C’était un petit chien qui errait en cherchant sa fortune. Elle devait se résumer en quelques morceaux de nourriture que son corps maigre réclamait de toutes ses forces. Né dans un coin sombre, chassé à coups de pieds, il avait toute la liberté dont il ne voulait point. Il débordait de désir, d’amour, qu’il aurait échangé contre quelques frétillements de queue. Mais nul ne voulait de lui, il essaya bien quelques fois, les yeux implorants, méfiant aux souvenirs de tous ceux qui l’avaient chassé avec des gestes et des mots durs.
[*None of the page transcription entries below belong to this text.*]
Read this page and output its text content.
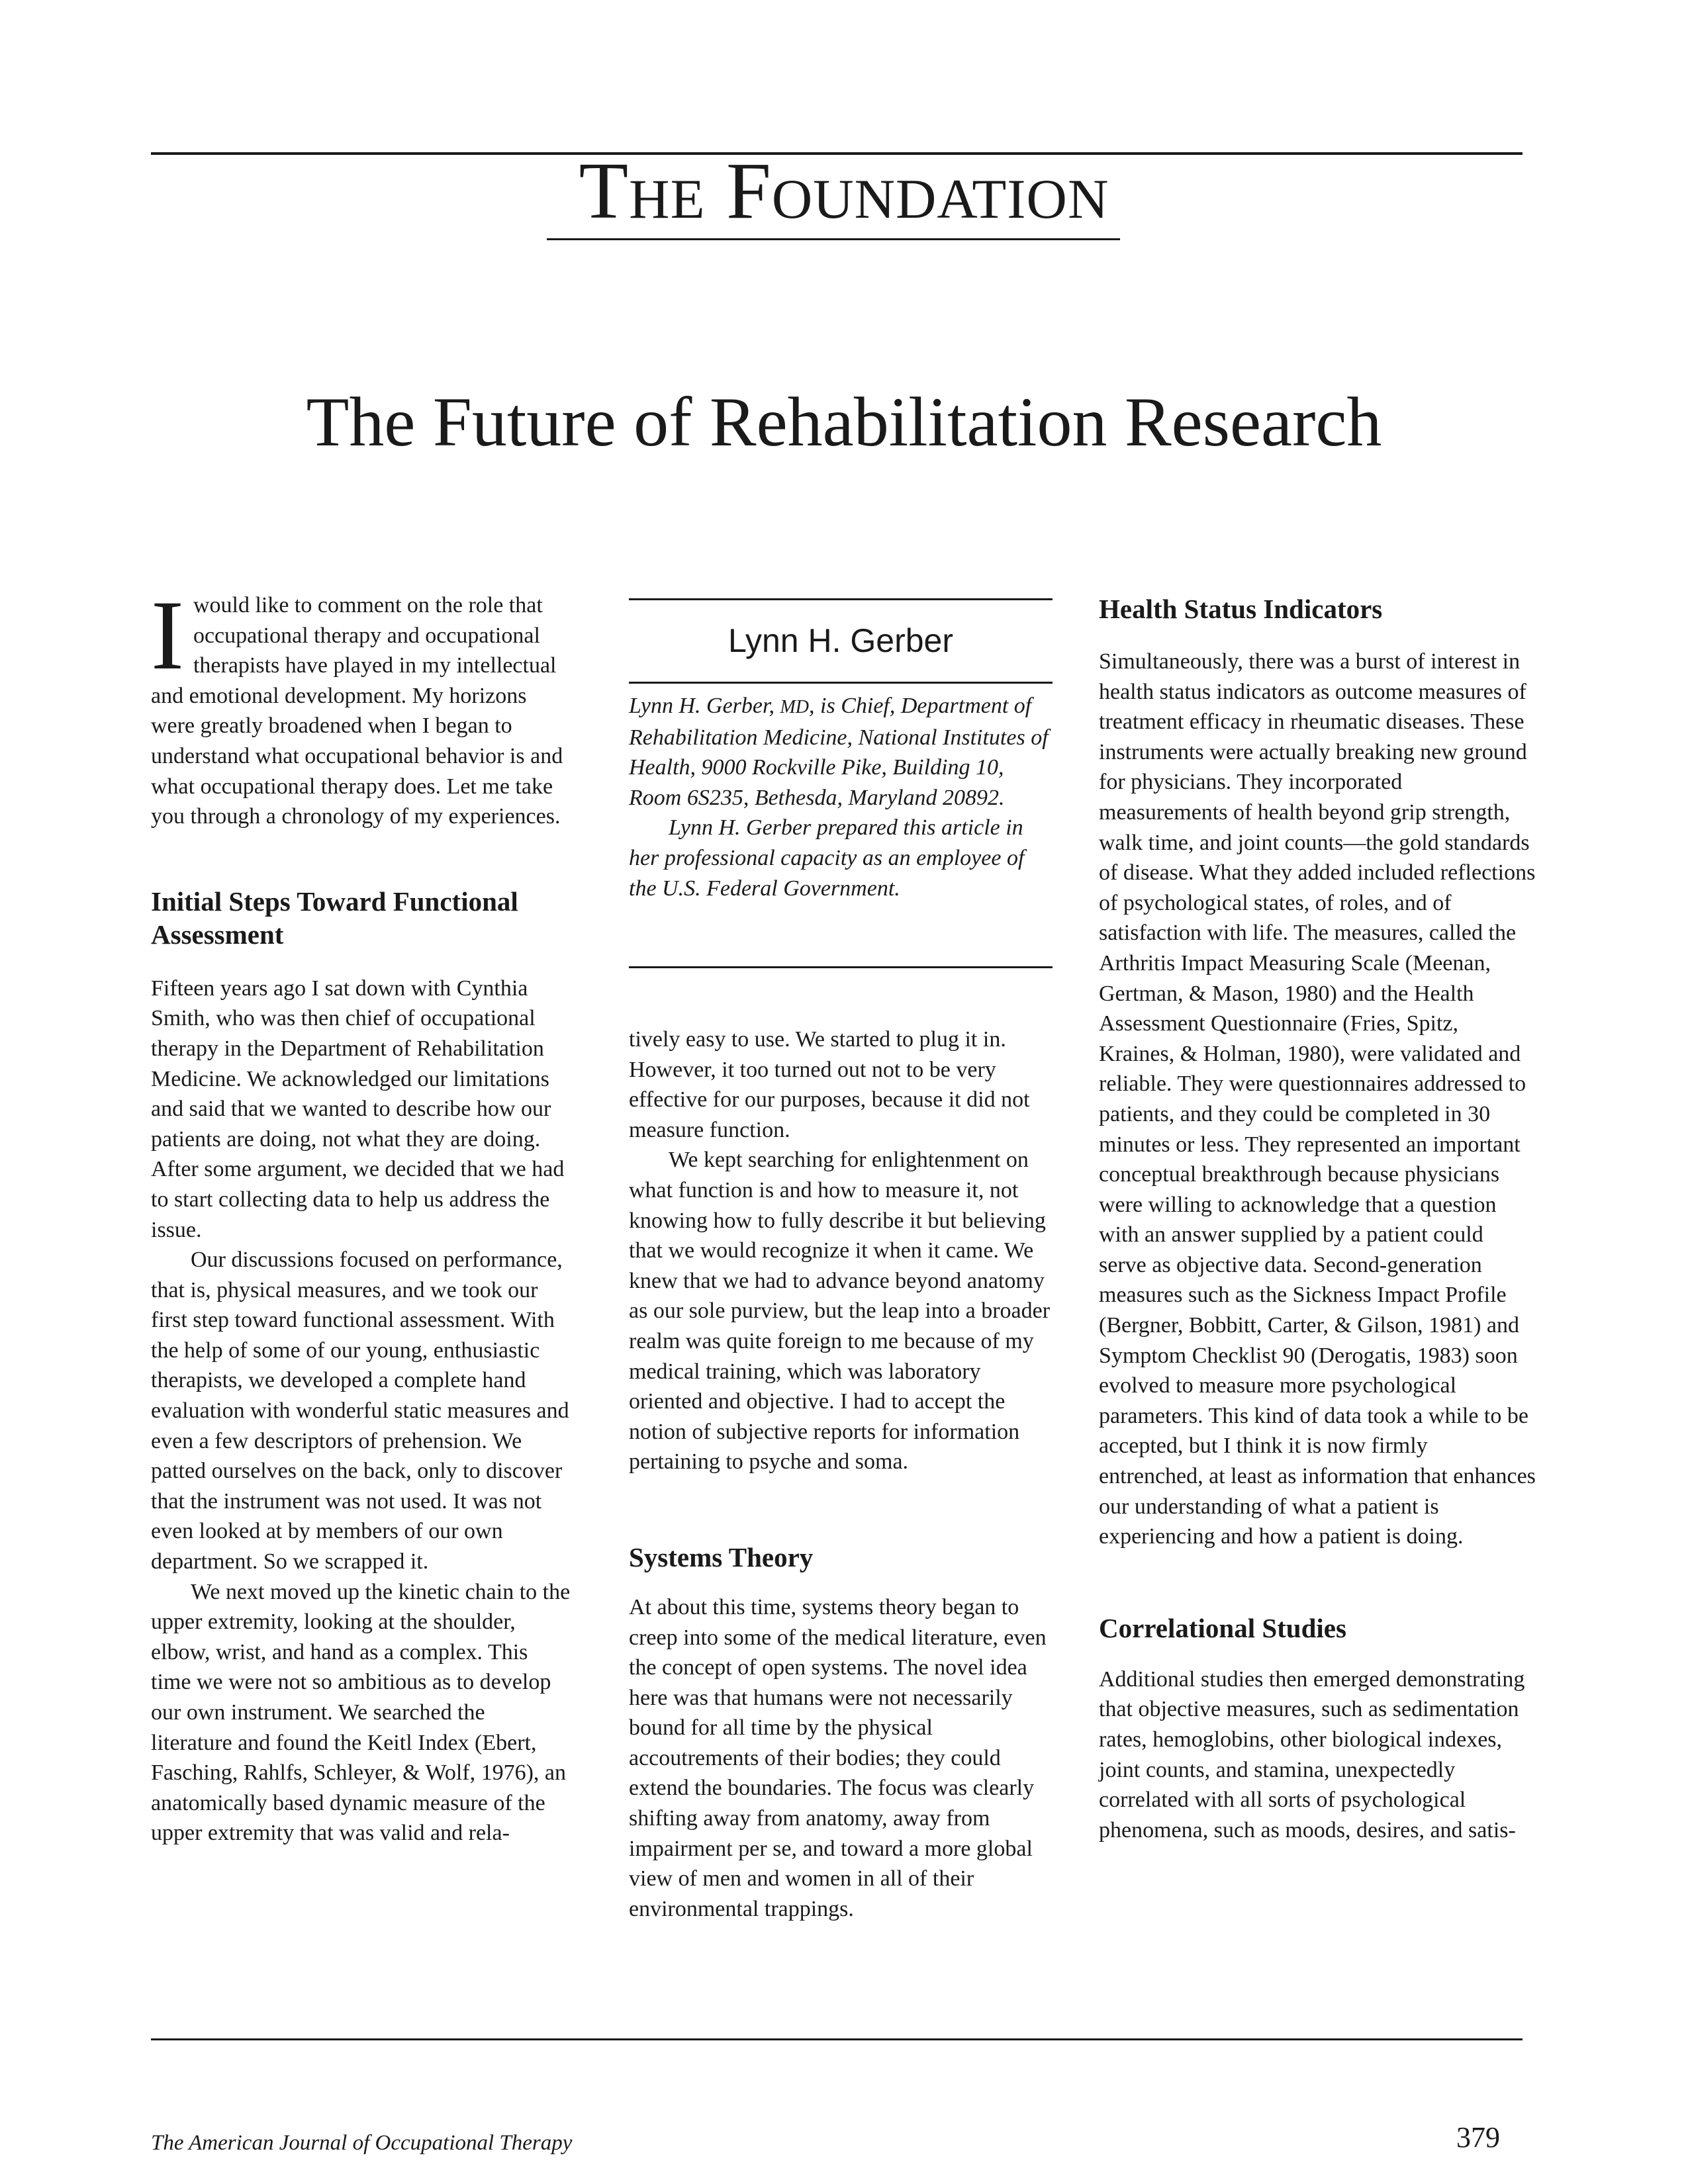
The Foundation
The Future of Rehabilitation Research

Iwould like to comment on the role that occupational therapy and occupational therapists have played in my intellectual and emotional development. My horizons were greatly broadened when I began to understand what occupational behavior is and what occupational therapy does. Let me take you through a chronology of my experiences.

Initial Steps Toward Functional Assessment

Fifteen years ago I sat down with Cynthia Smith, who was then chief of occupational therapy in the Department of Rehabilitation Medicine. We acknowledged our limitations and said that we wanted to describe how our patients are doing, not what they are doing. After some argument, we decided that we had to start collecting data to help us address the issue.

Our discussions focused on performance, that is, physical measures, and we took our first step toward functional assessment. With the help of some of our young, enthusiastic therapists, we developed a complete hand evaluation with wonderful static measures and even a few descriptors of prehension. We patted ourselves on the back, only to discover that the instrument was not used. It was not even looked at by members of our own department. So we scrapped it.

We next moved up the kinetic chain to the upper extremity, looking at the shoulder, elbow, wrist, and hand as a complex. This time we were not so ambitious as to develop our own instrument. We searched the literature and found the Keitl Index (Ebert, Fasching, Rahlfs, Schleyer, & Wolf, 1976), an anatomically based dynamic measure of the upper extremity that was valid and rela-

Lynn H. Gerber

Lynn H. Gerber, MD, is Chief, Department of Rehabilitation Medicine, National Institutes of Health, 9000 Rockville Pike, Building 10, Room 6S235, Bethesda, Maryland 20892.

Lynn H. Gerber prepared this article in her professional capacity as an employee of the U.S. Federal Government.

tively easy to use. We started to plug it in. However, it too turned out not to be very effective for our purposes, because it did not measure function.

We kept searching for enlightenment on what function is and how to measure it, not knowing how to fully describe it but believing that we would recognize it when it came. We knew that we had to advance beyond anatomy as our sole purview, but the leap into a broader realm was quite foreign to me because of my medical training, which was laboratory oriented and objective. I had to accept the notion of subjective reports for information pertaining to psyche and soma.

Systems Theory

At about this time, systems theory began to creep into some of the medical literature, even the concept of open systems. The novel idea here was that humans were not necessarily bound for all time by the physical accoutrements of their bodies; they could extend the boundaries. The focus was clearly shifting away from anatomy, away from impairment per se, and toward a more global view of men and women in all of their environmental trappings.

Health Status Indicators

Simultaneously, there was a burst of interest in health status indicators as outcome measures of treatment efficacy in rheumatic diseases. These instruments were actually breaking new ground for physicians. They incorporated measurements of health beyond grip strength, walk time, and joint counts—the gold standards of disease. What they added included reflections of psychological states, of roles, and of satisfaction with life. The measures, called the Arthritis Impact Measuring Scale (Meenan, Gertman, & Mason, 1980) and the Health Assessment Questionnaire (Fries, Spitz, Kraines, & Holman, 1980), were validated and reliable. They were questionnaires addressed to patients, and they could be completed in 30 minutes or less. They represented an important conceptual breakthrough because physicians were willing to acknowledge that a question with an answer supplied by a patient could serve as objective data. Second-generation measures such as the Sickness Impact Profile (Bergner, Bobbitt, Carter, & Gilson, 1981) and Symptom Checklist 90 (Derogatis, 1983) soon evolved to measure more psychological parameters. This kind of data took a while to be accepted, but I think it is now firmly entrenched, at least as information that enhances our understanding of what a patient is experiencing and how a patient is doing.

Correlational Studies

Additional studies then emerged demonstrating that objective measures, such as sedimentation rates, hemoglobins, other biological indexes, joint counts, and stamina, unexpectedly correlated with all sorts of psychological phenomena, such as moods, desires, and satis-

The American Journal of Occupational Therapy	379
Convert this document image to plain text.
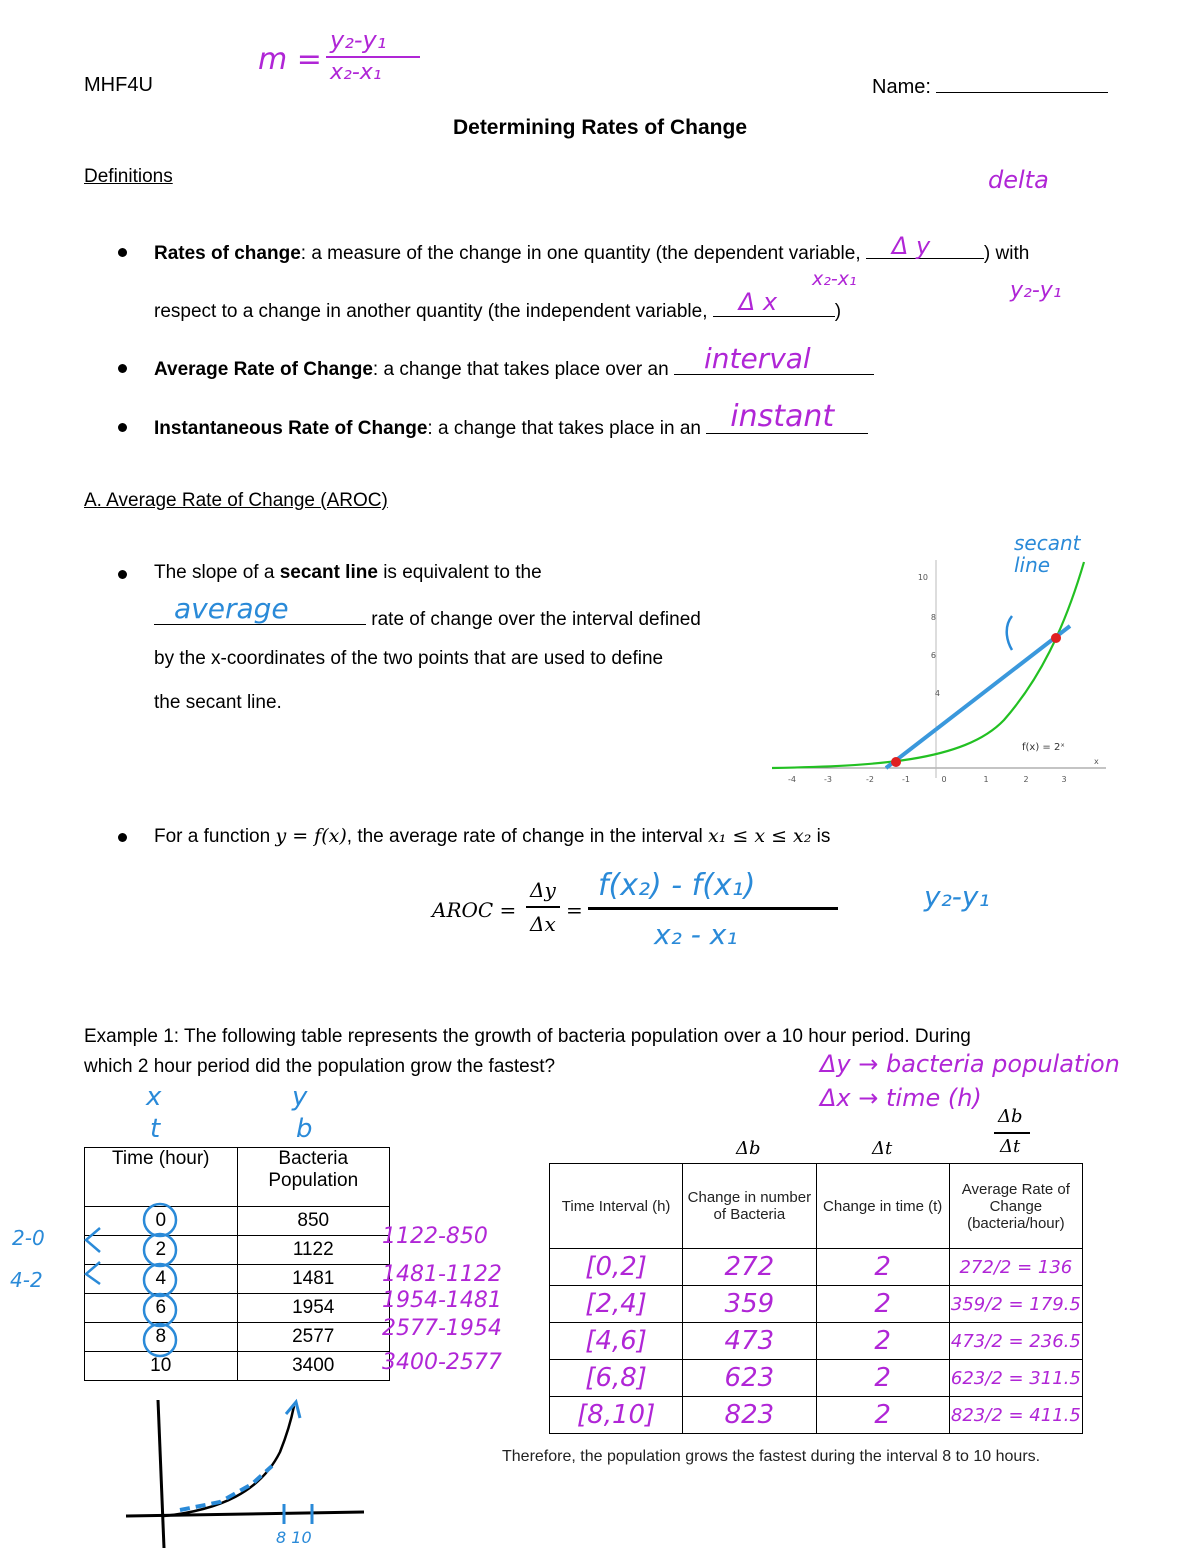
MHF4U	Name:
m =
y₂-y₁
x₂-x₁
Determining Rates of Change
Definitions	delta
Rates of change: a measure of the change in one quantity (the dependent variable, Δ y	) with
x₂-x₁	y₂-y₁
respect to a change in another quantity (the independent variable, Δ x	)
Average Rate of Change: a change that takes place over an interval
Instantaneous Rate of Change: a change that takes place in an instant
A. Average Rate of Change (AROC)
The slope of a secant line is equivalent to the
average	rate of change over the interval defined
by the x-coordinates of the two points that are used to define
the secant line.
10
8
6
4
-4	-3	-2	-1	0	1	2	3
x
f(x) = 2ˣ
secant line
For a function y = f(x), the average rate of change in the interval x₁ ≤ x ≤ x₂ is
AROC =
Δy
Δx
=
f(x₂) - f(x₁)
x₂ - x₁
y₂-y₁
Example 1: The following table represents the growth of bacteria population over a 10 hour period. During
which 2 hour period did the population grow the fastest?	Δy → bacteria population
Δx → time (h)
x
t
y
b
2-0
4-2
Time (hour)	Bacteria Population
0	850
2	1122
4	1481
6	1954
8	2577
10	3400
1122-850
1481-1122
1954-1481
2577-1954
3400-2577
Δb	Δt
Δb
Δt
Time Interval (h)	Change in number of Bacteria	Change in time (t)	Average Rate of Change (bacteria/hour)
[0,2]	272	2	272/2 = 136
[2,4]	359	2	359/2 = 179.5
[4,6]	473	2	473/2 = 236.5
[6,8]	623	2	623/2 = 311.5
[8,10]	823	2	823/2 = 411.5
Therefore, the population grows the fastest during the interval 8 to 10 hours.
8 10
Craintif il était, craintif il resterait.

Alors que j’étais dans le jardin, il est venu vers moi. Il est resté à bonne distance,  étudiant le moindre de mes gestes, reculant si je faisais un geste, s’approchant si je restais immobile. Il a compris et surtout espéré au bout d’un moment que je ne lui voulais pas de mal, il s’est enhardi et est venu plus près. J’avais dans ma voiture un reste de repas dont le sommet consistait en une saucisse que je n’avais pas mangée. Je suis allé la chercher, tandis qu’il m’observait. Il a bien compris qu’elle lui était destinée. Vous savez, les chiens savent reconnaître à 50 mètres quelque chose qui se mange. Il hésitait, ne me lâchant pas du regard, un regard implorant, toute la tristesse du monde dans une paire d’yeux.  Pour finir, je l’ai lancée près de lui, il s’est couché et l’a dévorée avec délices. Il devait y avoir bien longtemps qu’il n’avait fait pareil festin, sa maigreur parlait pour lui.

Je suis parti faire mes affaires, il a continué d’errer dans les environs, à la bonne aventure.

Le soir en rentrant, on m’a dit que le petit chien qui errait s’était fait écraser par une voiture.

Une flaque de sang sur la route, c’est tout ce qu’il restait de lui.

Tant d’étés sont revenus depuis, parfois je pense encore à lui, au petit chien sans nom.